When I think about Christmas, I feel overwhelmed. Not by the prospect of shopping or parties or travel–obviously we’re not doing any of that–but by the task of manufacturing Christmas magic on my own in a house that is still reeling from the trauma of this year. I am scraped clean of belief, wonder, and joy. Those feelings are currently inaccessible. I was not a literal believer when the year started, but I found meaning and value in the Jesus story. Now the waiting season is upon us, but it’s been eight months since I set foot in a church and the story has lost all relevance to my life. It’d be going too far to say I’m angry at God, because you can’t get mad at an absence; all the emotion just disappears.

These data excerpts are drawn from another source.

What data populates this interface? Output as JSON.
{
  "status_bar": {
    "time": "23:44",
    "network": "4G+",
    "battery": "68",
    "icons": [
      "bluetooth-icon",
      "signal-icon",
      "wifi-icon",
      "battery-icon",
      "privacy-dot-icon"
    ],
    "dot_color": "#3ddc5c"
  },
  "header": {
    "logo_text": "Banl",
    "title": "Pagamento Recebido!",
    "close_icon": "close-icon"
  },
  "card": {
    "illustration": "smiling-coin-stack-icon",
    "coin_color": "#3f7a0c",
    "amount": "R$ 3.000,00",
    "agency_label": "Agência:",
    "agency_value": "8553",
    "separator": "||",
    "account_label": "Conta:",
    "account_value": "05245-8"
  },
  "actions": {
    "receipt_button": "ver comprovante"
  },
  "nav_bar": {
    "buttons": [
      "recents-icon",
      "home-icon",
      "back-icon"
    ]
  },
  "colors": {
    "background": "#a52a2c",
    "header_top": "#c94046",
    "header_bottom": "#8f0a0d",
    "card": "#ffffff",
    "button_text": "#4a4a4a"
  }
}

Later in the week, I seized on an upswing in my mental state to light a candle with my daughter and read aloud the devotional materials from the church. They gave us this poem by Maya Angelou, “A Plagued Journey,” and it was so distressing I did a double take. No doubt, I could relate to every miserable turn of phrase (“bone of fear,” “bonds of disconsolation”) but I couldn’t figure out why I was reading it in the first place. The Advent reflections spelled it out for lost readers like me: candles do their best work in the dark. Hope is most valuable when we are utterly without it.

This is a dark time, but that’s okay. We were never meant to walk entirely in the light. Preparation takes time to pay off. Anticipation takes time to build. Hope is a thing we can hope for.